解析用のプログラムを準備するため、コンパイル時に引数を1 つ追加し (“-debug”)、bash シェルで PATH にインテル® Inspector XE を追加するスクリプトを source します。
[~/projects/ompsample] $ ifort -debug -openmp -fpp -o openmp_sample openmp_sample.f90 [~/projects/ompsample] $ . /opt/intel/inspector_xe_2011/inspxe-vars.sh Copyright (C) 2009-2011 Intel Corporation. All rights reserved. Intel(R) Inspector XE 2011 (build 147581) [~/projects/ompsample] $ inspxe-gui
そして、インテル® Inspector XE を起動します。
まず、解析結果を格納するためのプロジェクトを作成し、プロジェクト・プロパティーで openmp_sample を起動するように設定します。
ここでは、ソースコード・ディレクトリーにプロジェクトを作成します。
ここでは、ompsample というプロジェクト名にしています。
ここで設定が必要なプロパティーは [Application: (アプリケーション:)] だけです。
これで、解析準備ができました。
定義済みの解析の中から、[Locate Deadlocks and Data Races (デッドロックとデータ競合の特定)] を選択し、[Start (開始)] をクリックします。
ダイヤルが回転し、プログラムが実行され、データの収集と後処理が進むにつれて進行状況が更新されます。
最後に、結果が出力されます。
このサンプルプログラムでは、メインループの並列化に使用されている OpenMP* 宣言子でデータ競合が検出されました。問題の個所を調査した結果、実際に OpenMP* ランタイム・ライブラリーに問題があることが分かりました。
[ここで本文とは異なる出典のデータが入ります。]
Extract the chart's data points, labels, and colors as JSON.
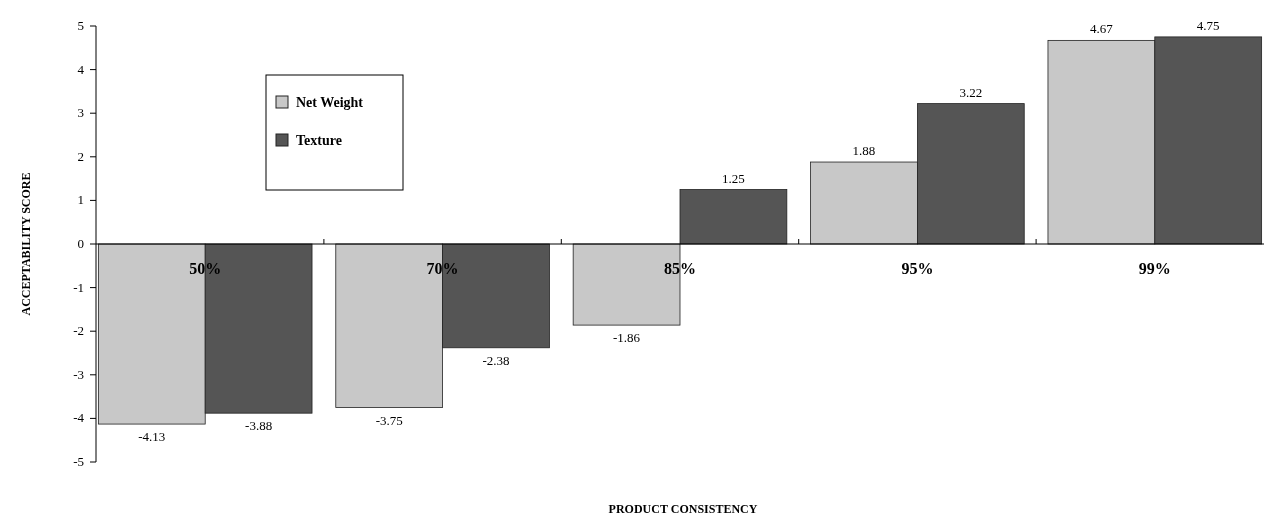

プライベートにすべきループ変数がプライベートになっていないため、競合状態が発生していたのです。害のない競合ですが、すべてのスレッドがその変数に同じ固定値を設定していました。これはコンパイラー側の問題であり、これによりコードの動作に影響があるわけではありませんが、将来のリリースで修正される予定です。
次に、インテル® Inspector XE の private suppression (プライベートを表示しない) という別の機能についても見てみましょう。この機能を使用することで、すでに確認済みの問題を表示しないようにすることができます。上記のスクリーンショットで、問題レポートの最初の解析結果を右クリックします。
[Suppress (表示しない)] メニューを選択して、プライベートを表示しないルールを作成します。 [Create (作成)] をクリックすると、リストにルールが追加され、そのルールに従って問題レポートが更新されます。ここで、いくつか注意すべき点があります。問題のセットを完全に非表示にするためには、複数のルールを設定しなければならない場合があります。例えば、上記の例では、3 つの解析結果のうち 1 つ目を表示しないようにすると、2 つ目も表示されなくなりますが、3 つ目は表示されたままです。
3 つ目も表示しないようにするには、別のルールを作成し、解析結果 X3 に直接適用します。
2 つのルールを適用した後に再度解析を実行すると、異なる解析結果が出力されます。
(ここでは、該当個所だけを表示するようにスクリーンショットを調整していますが、通常は大きなペインの中央にテキストが表示されます。)
表示しないルールのリストは、重要な問題に関する新しい観察結果が表示されるように不要なルールを削除したり、(ソースの変更やツール/ライブラリーのアップデートにより) 問題の原因が修正されたルールを削除して、更新/管理しなければなりません。インテル® Inspector XE のプロジェクト・プロパティーには、ルールを管理するためのテーブルがあります。
ここでコンパイラーに付属するサンプルコードを使って紹介したように、インテル® Inspector XE は、Fortran アプリケーションのメモリーとスレッドの使用に関する不具合を発見することができます。是非、このサンプルアプリケーションやほかのアプリケーションを使って実際に試してみてください。
コンパイラーの最適化に関する詳細は、最適化に関する注意事項を参照してください。
編集部追加
本記事では、インテル® Inspector XE により、マルチスレッド・プログラムに潜むエラーを検出する例を紹介しています。本記事においては Fortran 言語および Linux 環境を使用していますが、C/C++ 言語と Windows 環境においても同様にご利用いただくことができます。インテル® Inspector XE は、メモリーリークの問題やマルチスレッドによる並列化にて生じうる問題の早期検出に貢献します。また、インテル® Parallel Studio XE および各 Studio XE 製品にバンドルされる場合には、インテル® コンパイラーとの併用にてソースコードの静的解析を行えます。評価版のダウンロード、お問い合わせはエクセルソフト株式会社まで。
なお、本記事で報告された問題は既に修正済みです。バージョン 12.1 の日本語版において再現しないことを確認しています。